Brüderküssen freilich haftet schon seit je der Makel des Verrats an. Der, den Judas Jesus gegeben haben soll, war - abgesehen von rein allegorischen Darstellungen (etwa Francesco Furinis „Die Malerei und die Dichtkunst“ aus dem Jahr 1629) - lange Zeit das einzige Kussmotiv in der Kunstgeschichte. Als Ausdruck der Liebe jedenfalls gehörte der Kuss bis ins 20.Jahrhundert zu den eher raren Sujets in der bildenden Kunst. Dies ist wohl auch ein mitentscheidender Grund, warum Gustav Klimts „Kuss“ (1907) bis heute der berühmteste der Kunstgeschichte ist. Er symbolisiert wie kaum ein anderes Kussbild die Verschmelzung, das körperliche und seelische Einswerden eines Paares, während in den diversen Kuss-Gemälden etwa von Edward Munch oder Rene Magritte eher Bedrohung oder Abwendung liegen.

"Der Kuss" von Gustav Klimt (1907); "Future Kiss" von Lenka Klimesova (2009)
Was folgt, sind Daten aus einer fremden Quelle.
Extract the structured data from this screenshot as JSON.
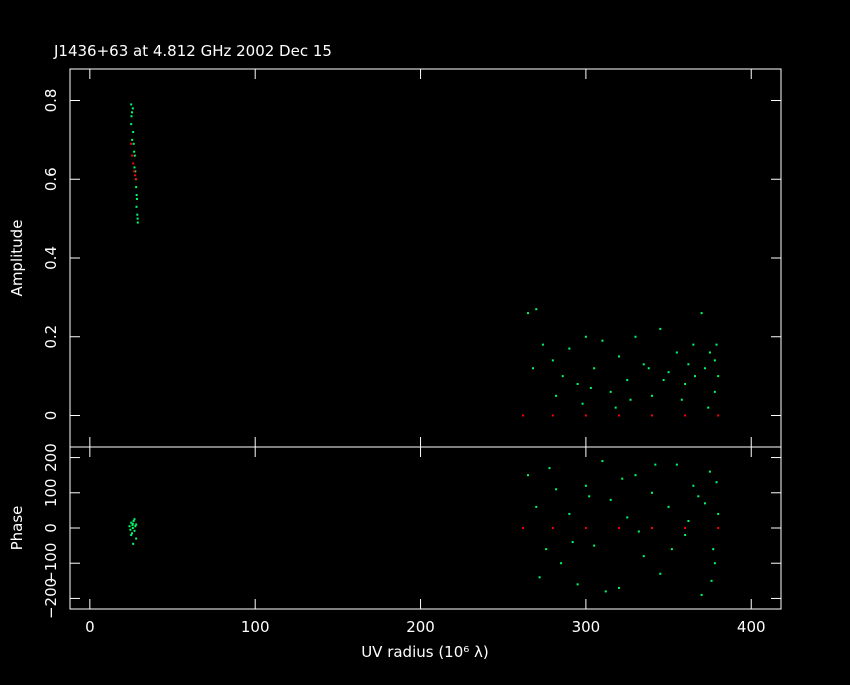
{
  "title": "J1436+63 at 4.812 GHz 2002 Dec 15",
  "colors": {
    "background": "#000000",
    "axes": "#ffffff",
    "data_points": "#00ff66",
    "model_points": "#ff0000"
  },
  "chart_data": [
    {
      "type": "scatter",
      "panel": "amplitude",
      "title": "J1436+63 at 4.812 GHz 2002 Dec 15",
      "xlabel": "",
      "ylabel": "Amplitude",
      "xlim": [
        -12,
        418
      ],
      "ylim": [
        -0.08,
        0.88
      ],
      "xticks": [
        0,
        100,
        200,
        300,
        400
      ],
      "yticks": [
        0,
        0.2,
        0.4,
        0.6,
        0.8
      ],
      "ytick_labels": [
        "0",
        "0.2",
        "0.4",
        "0.6",
        "0.8"
      ],
      "series": [
        {
          "role": "observed",
          "points": [
            [
              25,
              0.79
            ],
            [
              25.5,
              0.77
            ],
            [
              26,
              0.78
            ],
            [
              25,
              0.74
            ],
            [
              26.2,
              0.72
            ],
            [
              25.6,
              0.7
            ],
            [
              26.5,
              0.69
            ],
            [
              26.8,
              0.67
            ],
            [
              27.2,
              0.66
            ],
            [
              27,
              0.63
            ],
            [
              27.5,
              0.62
            ],
            [
              27.8,
              0.6
            ],
            [
              28,
              0.58
            ],
            [
              28.3,
              0.56
            ],
            [
              28.5,
              0.55
            ],
            [
              28.2,
              0.53
            ],
            [
              28.7,
              0.51
            ],
            [
              28.9,
              0.5
            ],
            [
              29,
              0.49
            ],
            [
              25.2,
              0.76
            ],
            [
              265,
              0.26
            ],
            [
              270,
              0.27
            ],
            [
              268,
              0.12
            ],
            [
              274,
              0.18
            ],
            [
              280,
              0.14
            ],
            [
              286,
              0.1
            ],
            [
              290,
              0.17
            ],
            [
              295,
              0.08
            ],
            [
              300,
              0.2
            ],
            [
              305,
              0.12
            ],
            [
              310,
              0.19
            ],
            [
              315,
              0.06
            ],
            [
              320,
              0.15
            ],
            [
              325,
              0.09
            ],
            [
              330,
              0.2
            ],
            [
              335,
              0.13
            ],
            [
              340,
              0.05
            ],
            [
              345,
              0.22
            ],
            [
              350,
              0.11
            ],
            [
              355,
              0.16
            ],
            [
              360,
              0.08
            ],
            [
              365,
              0.18
            ],
            [
              370,
              0.26
            ],
            [
              372,
              0.12
            ],
            [
              375,
              0.16
            ],
            [
              378,
              0.06
            ],
            [
              380,
              0.1
            ],
            [
              378,
              0.14
            ],
            [
              282,
              0.05
            ],
            [
              298,
              0.03
            ],
            [
              318,
              0.02
            ],
            [
              338,
              0.12
            ],
            [
              358,
              0.04
            ],
            [
              366,
              0.1
            ],
            [
              374,
              0.02
            ],
            [
              379,
              0.18
            ],
            [
              303,
              0.07
            ],
            [
              327,
              0.04
            ],
            [
              347,
              0.09
            ],
            [
              362,
              0.13
            ]
          ]
        },
        {
          "role": "model",
          "points": [
            [
              25,
              0.69
            ],
            [
              25.6,
              0.66
            ],
            [
              26.2,
              0.64
            ],
            [
              26.8,
              0.62
            ],
            [
              27.4,
              0.61
            ],
            [
              28,
              0.6
            ],
            [
              262,
              0.0
            ],
            [
              280,
              0.0
            ],
            [
              300,
              0.0
            ],
            [
              320,
              0.0
            ],
            [
              340,
              0.0
            ],
            [
              360,
              0.0
            ],
            [
              380,
              0.0
            ]
          ]
        }
      ]
    },
    {
      "type": "scatter",
      "panel": "phase",
      "xlabel": "UV radius  (10⁶ λ)",
      "ylabel": "Phase",
      "xlim": [
        -12,
        418
      ],
      "ylim": [
        -230,
        230
      ],
      "xticks": [
        0,
        100,
        200,
        300,
        400
      ],
      "yticks": [
        -200,
        -100,
        0,
        100,
        200
      ],
      "ytick_labels": [
        "−200",
        "−100",
        "0",
        "100",
        "200"
      ],
      "series": [
        {
          "role": "observed",
          "points": [
            [
              24,
              5
            ],
            [
              25,
              15
            ],
            [
              26,
              0
            ],
            [
              27,
              -8
            ],
            [
              28,
              10
            ],
            [
              25.5,
              -15
            ],
            [
              26.5,
              20
            ],
            [
              24.5,
              -5
            ],
            [
              27.5,
              5
            ],
            [
              26,
              12
            ],
            [
              25,
              -20
            ],
            [
              28,
              -30
            ],
            [
              27,
              25
            ],
            [
              26.2,
              -45
            ],
            [
              25.8,
              8
            ],
            [
              265,
              150
            ],
            [
              270,
              60
            ],
            [
              272,
              -140
            ],
            [
              278,
              170
            ],
            [
              285,
              -100
            ],
            [
              290,
              40
            ],
            [
              295,
              -160
            ],
            [
              300,
              120
            ],
            [
              305,
              -50
            ],
            [
              310,
              190
            ],
            [
              315,
              80
            ],
            [
              320,
              -170
            ],
            [
              325,
              30
            ],
            [
              330,
              150
            ],
            [
              335,
              -80
            ],
            [
              340,
              100
            ],
            [
              345,
              -130
            ],
            [
              350,
              60
            ],
            [
              355,
              180
            ],
            [
              360,
              -20
            ],
            [
              365,
              120
            ],
            [
              370,
              -190
            ],
            [
              372,
              70
            ],
            [
              375,
              160
            ],
            [
              378,
              -100
            ],
            [
              380,
              40
            ],
            [
              376,
              -150
            ],
            [
              368,
              90
            ],
            [
              362,
              20
            ],
            [
              352,
              -60
            ],
            [
              342,
              180
            ],
            [
              332,
              -10
            ],
            [
              322,
              140
            ],
            [
              312,
              -180
            ],
            [
              302,
              90
            ],
            [
              292,
              -40
            ],
            [
              282,
              110
            ],
            [
              276,
              -60
            ],
            [
              379,
              130
            ],
            [
              377,
              -60
            ]
          ]
        },
        {
          "role": "model",
          "points": [
            [
              262,
              0
            ],
            [
              280,
              0
            ],
            [
              300,
              0
            ],
            [
              320,
              0
            ],
            [
              340,
              0
            ],
            [
              360,
              0
            ],
            [
              380,
              0
            ]
          ]
        }
      ]
    }
  ]
}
Die digitale Datenbank der österreichischen Kulturinstitutionen bietet aber nicht nur einen Rückblick auf die Kunst-, sondern auch einen Ausblick in die Zukunft der Kussgeschichte: Das Video „Future Kiss“ der tschechischen Künstlerin Lenka Klimesova aus der Sammlung des Linzer Ars Electronica Centers versteht sich als performative Warnung vor dem Verlust persönlicher Intimität durch Technologie sowie drohender viraler und bakterieller Epidemien: Ausgerüstet mit einem vibrierenden Chip und einem Kussdedektor simulieren die Performer, was einst ein Kuss gewesen sein könnte (http://www.youtube.com/watch?v=gVXD_ZqsWO0).

... und einer in Paris

Dem Klimtschen „Kuss“ popularitätsmäßig und emotional annähernd das Wasser reichen kann höchstens noch Robert Doisneaus Foto „Kuss vor dem Hotel de Ville Paris“ aus dem Jahre 1950. Beide Motive haben es daher mit zu den beliebtesten künstlerischen Plakatmotiven gebracht, die tausendfach in privaten oder öffentlichen Räumen zu sehen und damit deutlich populärer sind als die Popart-Küsse eines Roy Lichtenstein.